Doctors continue to investigate exactly what causes cot death, but say the majority of cases are due to natural causes.
Parents are advised to put babies to sleep on their backs
Each year, around 600 babies die in England and Wales between one week of age and their first birthday.
That works out at around one baby in every 1,600 dying of cot death each year.
Around ninety per cent of deaths occur in babies aged under six months.
Boys appear to be at a slightly higher risk.
In around half of cases, a cause of death cannot be found at the post mortem, and they are registered as having died of Sudden Infant Death Syndrome (SIDS).
It is still the most common cause of death in young babies.
'Back to sleep'
Cot death kills more babies each year than road accidents, leukaemia and meningitis put together.
But very little is known about what causes healthy babies to die so suddenly.
However, the number of babies dying as a result of cot deaths in the UK has fallen by nearly 70% since the introduction of initiatives to cut risk factors
in the early 90s.
The campaign to encourage parents to put their babies to sleep on their backs is credited with significantly cutting deaths.

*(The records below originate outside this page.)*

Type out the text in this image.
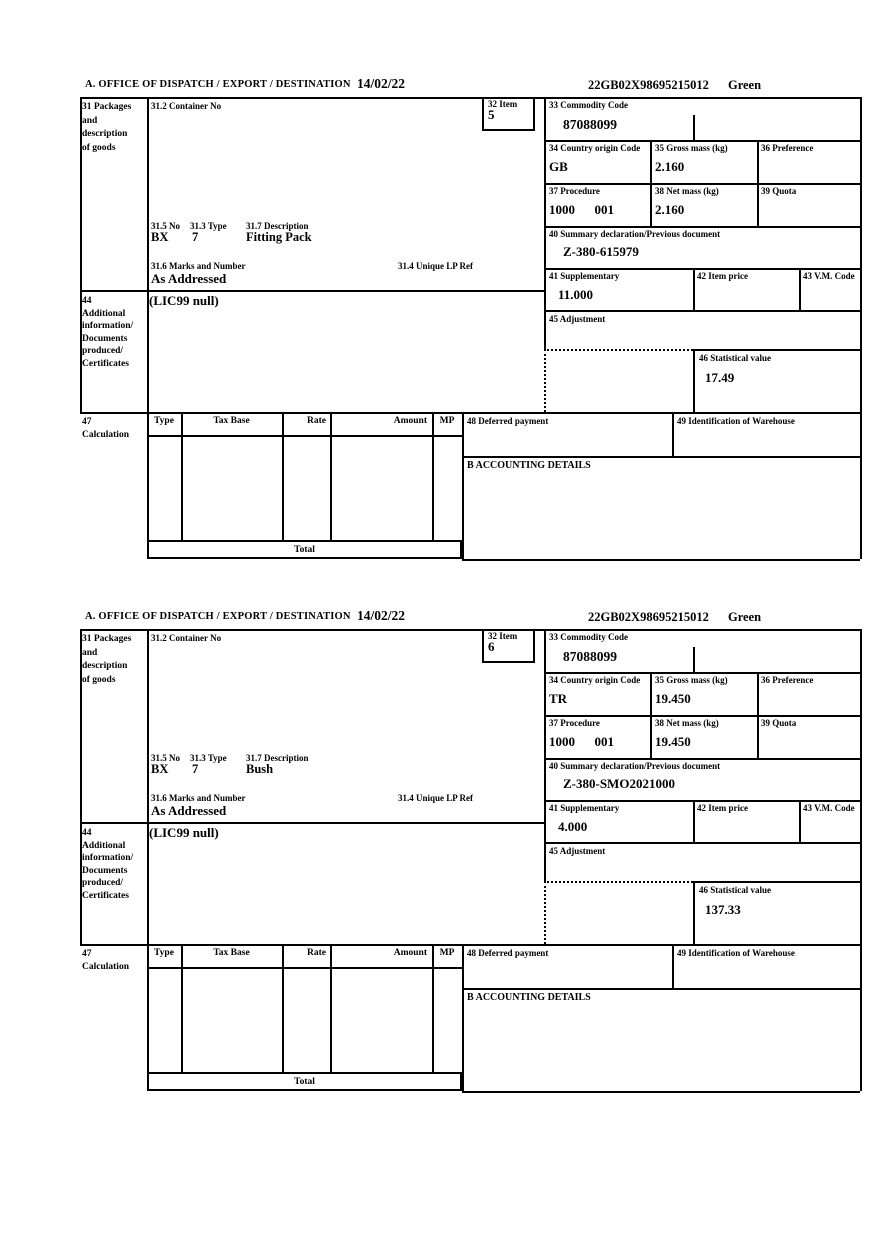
A. OFFICE OF DISPATCH / EXPORT / DESTINATION 14/02/22	22GB02X98695215012 Green
32 Item
5
31 Packages
and
description
of goods
44
Additional
information/
Documents
produced/
Certificates
47
Calculation
31.2 Container No
31.5 No 31.3 Type 31.7 Description
BX 7	Fitting Pack
31.6 Marks and Number	31.4 Unique LP Ref
As Addressed
(LIC99 null)
33 Commodity Code
87088099
34 Country origin Code
GB
35 Gross mass (kg)
2.160
36 Preference
37 Procedure
1000      001
38 Net mass (kg)
2.160
39 Quota
40 Summary declaration/Previous document
Z-380-615979
41 Supplementary
11.000
42 Item price	43 V.M. Code
45 Adjustment
46 Statistical value
17.49
Type	Tax Base	Rate	Amount	MP	48 Deferred payment	49 Identification of Warehouse
B ACCOUNTING DETAILS
Total
A. OFFICE OF DISPATCH / EXPORT / DESTINATION 14/02/22	22GB02X98695215012 Green
32 Item
6
31 Packages
and
description
of goods
44
Additional
information/
Documents
produced/
Certificates
47
Calculation
31.2 Container No
31.5 No 31.3 Type 31.7 Description
BX 7	Bush
31.6 Marks and Number	31.4 Unique LP Ref
As Addressed
(LIC99 null)
33 Commodity Code
87088099
34 Country origin Code
TR
35 Gross mass (kg)
19.450
36 Preference
37 Procedure
1000      001
38 Net mass (kg)
19.450
39 Quota
40 Summary declaration/Previous document
Z-380-SMO2021000
41 Supplementary
4.000
42 Item price	43 V.M. Code
45 Adjustment
46 Statistical value
137.33
Type	Tax Base	Rate	Amount	MP	48 Deferred payment	49 Identification of Warehouse
B ACCOUNTING DETAILS
Total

However, certain risk factors mean a baby is at a higher risk of cot death than if they are not present.
If the mother is under 27 and has more than one previous child, and if both parents are unemployed and are smokers, the likelihood of a cot death is around one in 200.
If none of these factors apply, then the likelihood is far less, around one in 8,5001.
The Foundation for the Study of Infant Death (FSID) advises that parents can reduce the risk of cot death by : -
- Not letting anyone smoke near the baby
- Placing the baby on its back to sleep
- Not letting the baby get too hot
- Keeping the baby's head uncovered
- Keeping the baby in their bedroom for the first six months
- Not sharing the bed with your baby if either parent smokes, has been drinking or takes medication or drugs which make them feel drowsy or tired
- Not sleeping with the baby on the sofa
- Seeking medical advice promptly if the baby appears to be unwell.
Research suggests that maltreatment, such as negligence, very poor care or deliberate harm, is a factor in around 10% of cases.
FSID says such cases may be regarded as more commonplace than they are because of the media attention paid to them.
If one cot death has occurred in a family, there is a higher than average risk of a second baby also dying from the condition.
This could be because the same social and environmental factors that were present for the first baby who died are present for subsequent babies.
Other factors, such as congenital abnormalities, accidents or infections or undiagnosed medical conditions which run in the family such as metabolic abnormalities and heart defects may also increase a family's risk.
The FSID says, although the unexpected death of a second baby must always give rise to serious concern, the number of cases where there is maltreatment or child abuse is very small.
Joyce Epstein, director of FSID, said: "If a child dies suddenly and unexpectedly the risk of it happening again in the same family does increase.
"The reasons for this are varied and range from metabolic disorders to environmental and social factors. Certainly second cot deaths can be true cot deaths, where all other causes have been excluded. "
She added: "FSID has evidence that second cot deaths occur roughly once a year.
"Unfortunately, there is a current eagerness by some to view all sudden and unexpected deaths with suspicion, particularly where there is a second death in the family.
"This is very hurtful to the thousands of innocent bereaved families. Instead, what is needed is careful and expert examination of all infant deaths, at the time of the death - a goal which FSID is campaigning for."